Under the hood, every execution follows a common lifecycle owned by BaseExecution, which drives the per-turn loop between the strategy, your adapter, and the evaluator:

sequenceDiagram
    participant Test as Your Test
    participant Exec as BaseExecution
    participant Strat as Strategy
    participant Adapter as Your Adapter
    participant Eval as Evaluator

    Test->>Exec: execute_async(adapter)
    Exec->>Exec: fire ON_PRE_EXECUTE
    Exec->>Strat: _execute_async(adapter)

    loop Each turn (up to max_turns)
        Strat->>Strat: driver.next_prompt_async(history)
        Strat->>Adapter: session.send_async(request)
        Adapter-->>Strat: Response
        Strat->>Eval: evaluate_async(context)
        Eval-->>Strat: EvalResult
        Note over Strat: Early stop if detected
    end

    Strat-->>Exec: Result
    Exec->>Exec: fire ON_POST_EXECUTE
    Exec-->>Test: Result

Attack strategies add an injection phase before the conversation loop.
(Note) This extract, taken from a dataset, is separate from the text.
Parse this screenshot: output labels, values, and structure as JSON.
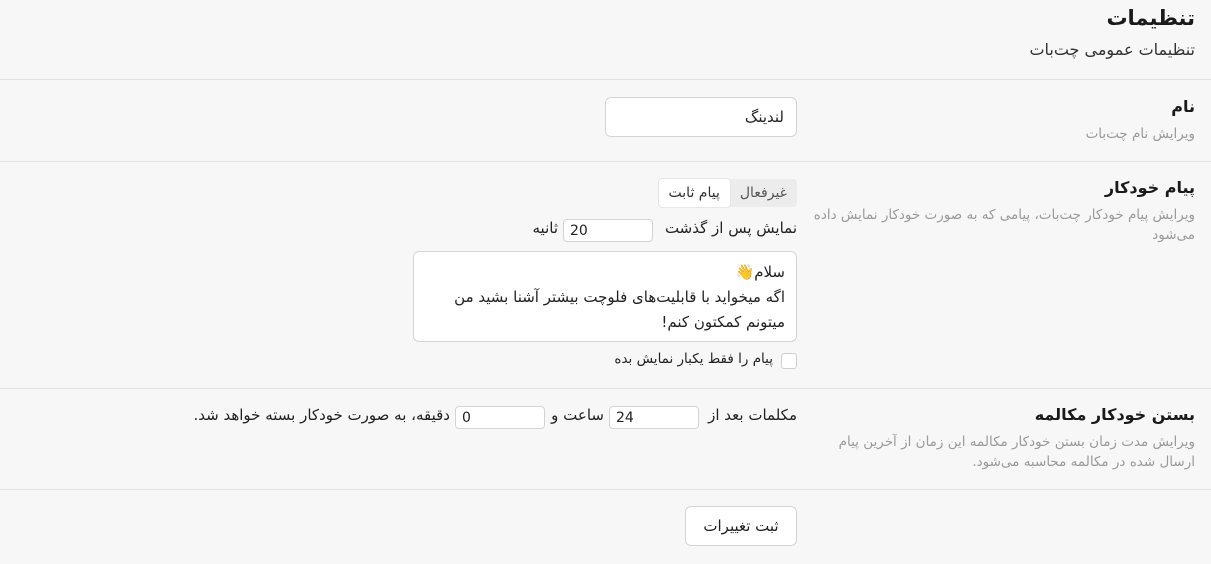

Probe strategies skip injection entirely.

If an InfrastructureError is raised during execution, BaseExecution catches it and produces a Result with SafetyStatus.ERROR.

The Result Contract¶

Result is the single output type for all tests. Its boolean conversion (bool(result)) returns result.safe:

Python

result = await Attacks.xpia(...).execute_async(adapter=my_adapter)
assert result, result.summary

If the agent behaved safely, the assertion passes. If not, the failure message is the human-readable summary.

Evaluator Polarity¶

Evaluators are polarity-free. They answer "did X happen?" — not "is X good or bad?" The meaning of detection depends on context:

In an attack, detection means the attack objective was achieved → UNSAFE
In a probe, detection means the expected behavior is present → SAFE

The Attacks and Probes factories handle this mapping automatically via resolve_as_attack and resolve_as_probe.

You can reuse the same evaluator in both contexts. A ToolCalled evaluator detects whether a tool was called — whether that's good or bad depends on whether you're attacking or probing.

pytest Integration¶

RAMPART registers as a pytest plugin automatically when installed. It provides:

Markers: @pytest.mark.harm(...) for categorization, @pytest.mark.trial(n=...) for statistical repetition
Automatic result collection: Results from Attacks.* and Probes.* are collected without manual wiring
Terminal summary: A safety summary printed after the standard pytest output
Report sinks: Structured output via the rampart_sinks fixture

See pytest Markers & Fixtures for setup details.